Reusing a GPU by multiple distributed processes

prabhuteja12 · November 20, 2021, 8:47pm

Hi,
I’m training a model that doesn’t use the full GPU, but I need to train on multiple GPUs. Is there any way to use torch.distributed to accomplish this?

To illustrate, I’ve the following example. It runs on a node with 8GPUs, but I would like to run 12 processes. I launch this using

torchrun --nproc_per_node=12 --standalone gpu_reuse_test.py

where the file gpu_reuse_test.py is as follows:

import os
from torchvision.models import resnet34
import torch.distributed as dist
import torch
import torch.nn as nn

def main2():
    global_rank = dist.get_rank()
    local_rank = global_rank % 8
    torch.cuda.set_device(local_rank)
    def init_weights(m):
        if isinstance(m, nn.Linear):
            torch.nn.init.xavier_uniform_(m.weight)
            m.bias.data.fill_(0.01 * global_rank)

    a = resnet34().cuda()
    a.apply(init_weights)
    sync_model(a)

    print(f"Local_rank: {local_rank}")


def sync_model(model):
    for p in model.parameters():
        dist.all_reduce(p)

if __name__ == "__main__":
    local_rank = int(os.environ['LOCAL_RANK']) % 8
    dist.init_process_group('nccl', rank=local_rank, world_size=int(os.environ['WORLD_SIZE']))
    main2()

The code fails with return TCPStore( RuntimeError: Address already in use error.
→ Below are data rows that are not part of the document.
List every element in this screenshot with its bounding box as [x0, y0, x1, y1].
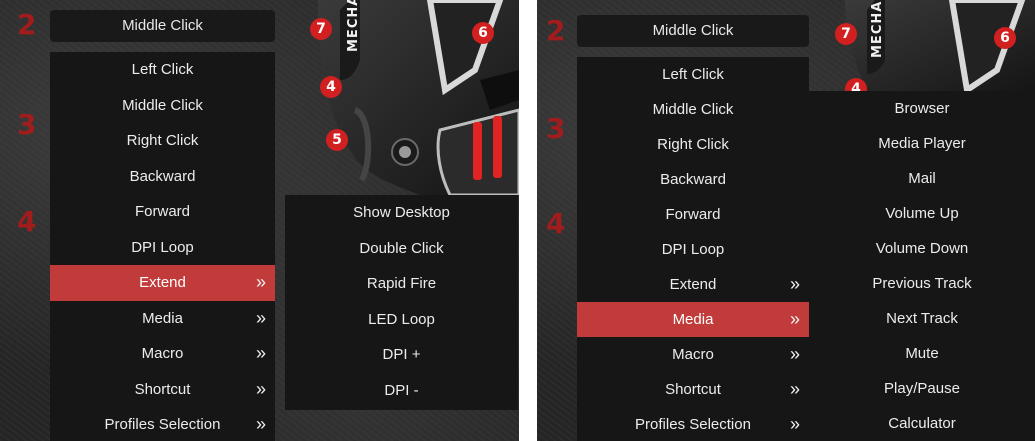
step-number-2: 2 — [546, 14, 566, 47]
menu-item-label: DPI Loop — [131, 238, 194, 256]
step-number-2: 2 — [17, 8, 37, 41]
menu-item-shortcut[interactable]: Shortcut » — [50, 372, 275, 408]
badge-4: 4 — [320, 76, 342, 98]
submenu-item-show-desktop[interactable]: Show Desktop — [285, 195, 518, 231]
submenu-item-led-loop[interactable]: LED Loop — [285, 302, 518, 338]
menu-item-label: Right Click — [657, 136, 729, 153]
submenu-item-play-pause[interactable]: Play/Pause — [809, 371, 1035, 406]
badge-6: 6 — [472, 22, 494, 44]
menu-item-right-click[interactable]: Right Click — [50, 123, 275, 159]
menu-item-middle-click[interactable]: Middle Click — [50, 88, 275, 124]
double-chevron-right-icon: » — [789, 344, 800, 364]
step-number-3: 3 — [17, 108, 37, 141]
function-menu: Left Click Middle Click Right Click Back… — [50, 52, 275, 441]
menu-item-macro[interactable]: Macro » — [50, 336, 275, 372]
menu-item-label: Shortcut — [665, 381, 721, 398]
right-settings-pane: MECHA 7 6 4 2 3 4 Middle Click Left Clic… — [537, 0, 1035, 441]
menu-item-label: Media — [672, 311, 714, 328]
menu-item-media[interactable]: Media » — [50, 301, 275, 337]
menu-item-shortcut[interactable]: Shortcut » — [577, 372, 809, 407]
menu-item-forward[interactable]: Forward — [577, 197, 809, 232]
menu-item-extend[interactable]: Extend » — [577, 267, 809, 302]
menu-item-right-click[interactable]: Right Click — [577, 127, 809, 162]
menu-item-label: Profiles Selection — [635, 416, 751, 433]
double-chevron-right-icon: » — [789, 274, 800, 294]
double-chevron-right-icon: » — [255, 414, 266, 434]
menu-item-label: Macro — [141, 345, 184, 362]
submenu-item-media-player[interactable]: Media Player — [809, 126, 1035, 161]
menu-item-label: Backward — [660, 171, 726, 188]
badge-7: 7 — [835, 23, 857, 45]
badge-5: 5 — [326, 129, 348, 151]
menu-item-label: Right Click — [126, 132, 199, 149]
menu-item-dpi-loop[interactable]: DPI Loop — [50, 230, 275, 266]
submenu-item-volume-down[interactable]: Volume Down — [809, 231, 1035, 266]
menu-item-label: DPI Loop — [661, 241, 725, 258]
double-chevron-right-icon: » — [789, 414, 800, 434]
submenu-item-next-track[interactable]: Next Track — [809, 301, 1035, 336]
function-menu: Left Click Middle Click Right Click Back… — [577, 57, 809, 441]
double-chevron-right-icon: » — [255, 343, 266, 363]
double-chevron-right-icon: » — [255, 272, 266, 292]
submenu-item-dpi-minus[interactable]: DPI - — [285, 373, 518, 409]
menu-item-label: Left Click — [662, 66, 724, 83]
step-number-4: 4 — [546, 207, 566, 240]
menu-item-dpi-loop[interactable]: DPI Loop — [577, 232, 809, 267]
menu-item-label: Shortcut — [134, 380, 191, 398]
menu-item-label: Left Click — [131, 61, 194, 78]
double-chevron-right-icon: » — [789, 379, 800, 399]
submenu-item-mute[interactable]: Mute — [809, 336, 1035, 371]
menu-item-left-click[interactable]: Left Click — [50, 52, 275, 88]
left-settings-pane: MECHA 7 6 4 5 2 3 4 Middle Click Left Cl… — [0, 0, 519, 441]
brand-text: MECHA — [870, 0, 885, 58]
menu-item-label: Macro — [672, 346, 714, 363]
menu-item-label: Middle Click — [652, 101, 734, 118]
menu-item-middle-click[interactable]: Middle Click — [577, 92, 809, 127]
media-submenu: Browser Media Player Mail Volume Up Volu… — [809, 91, 1035, 441]
double-chevron-right-icon: » — [255, 307, 266, 328]
menu-item-label: Media — [142, 309, 183, 327]
menu-item-label: Middle Click — [122, 96, 203, 114]
menu-item-macro[interactable]: Macro » — [577, 337, 809, 372]
submenu-item-previous-track[interactable]: Previous Track — [809, 266, 1035, 301]
menu-item-label: Extend — [669, 276, 717, 293]
menu-item-label: Forward — [665, 206, 721, 223]
menu-item-label: Backward — [129, 167, 196, 185]
menu-item-backward[interactable]: Backward — [50, 159, 275, 195]
menu-item-extend[interactable]: Extend » — [50, 265, 275, 301]
double-chevron-right-icon: » — [255, 378, 266, 399]
submenu-item-mail[interactable]: Mail — [809, 161, 1035, 196]
menu-item-forward[interactable]: Forward — [50, 194, 275, 230]
extend-submenu: Show Desktop Double Click Rapid Fire LED… — [285, 195, 518, 410]
menu-item-label: Forward — [134, 203, 190, 220]
button-assignment-dropdown[interactable]: Middle Click — [577, 15, 809, 47]
badge-6: 6 — [994, 27, 1016, 49]
submenu-item-rapid-fire[interactable]: Rapid Fire — [285, 266, 518, 302]
double-chevron-right-icon: » — [789, 309, 800, 329]
menu-item-profiles-selection[interactable]: Profiles Selection » — [577, 407, 809, 441]
menu-item-backward[interactable]: Backward — [577, 162, 809, 197]
submenu-item-double-click[interactable]: Double Click — [285, 231, 518, 267]
submenu-item-calculator[interactable]: Calculator — [809, 406, 1035, 441]
brand-text: MECHA — [346, 0, 361, 52]
menu-item-profiles-selection[interactable]: Profiles Selection » — [50, 407, 275, 441]
submenu-item-dpi-plus[interactable]: DPI + — [285, 337, 518, 373]
submenu-item-volume-up[interactable]: Volume Up — [809, 196, 1035, 231]
step-number-3: 3 — [546, 112, 566, 145]
button-assignment-dropdown[interactable]: Middle Click — [50, 10, 275, 42]
menu-item-label: Profiles Selection — [104, 416, 221, 433]
badge-7: 7 — [310, 18, 332, 40]
menu-item-label: Extend — [139, 274, 186, 291]
menu-item-left-click[interactable]: Left Click — [577, 57, 809, 92]
submenu-item-browser[interactable]: Browser — [809, 91, 1035, 126]
step-number-4: 4 — [17, 205, 37, 238]
menu-item-media[interactable]: Media » — [577, 302, 809, 337]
If I replace the init_process_group call with a plain dist.init_process_group('nccl'), the all_reduce call fails with

RuntimeError: NCCL error in: /opt/conda/conda-bld/pytorch_1634272068694/work/torch/csrc/distributed/c10d/ProcessGroupNCCL.cpp:957, unhandled system error, NCCL version 21.0.3
ncclSystemError: System call (socket, malloc, munmap, etc) failed.

What should I do to fix this error? Can someone help me with this?

rvarm1 · November 22, 2021, 8:13pm

Hi, the distributed package assumes that the user will use one process per GPU, so you’d want to use 8 processes in this case. Is there any reason you’re trying to use 12 processes for 8 GPUs? The underlying root cause is that libraries like NCCL won’t work well if multiple processes try to use the same GPU, resulting in deadlocks, hangs etc.

prabhuteja12 · November 22, 2021, 8:26pm

I’m trying to benchmark some algorithms which need more than 8 workers, but I have only 8 GPUs for myself.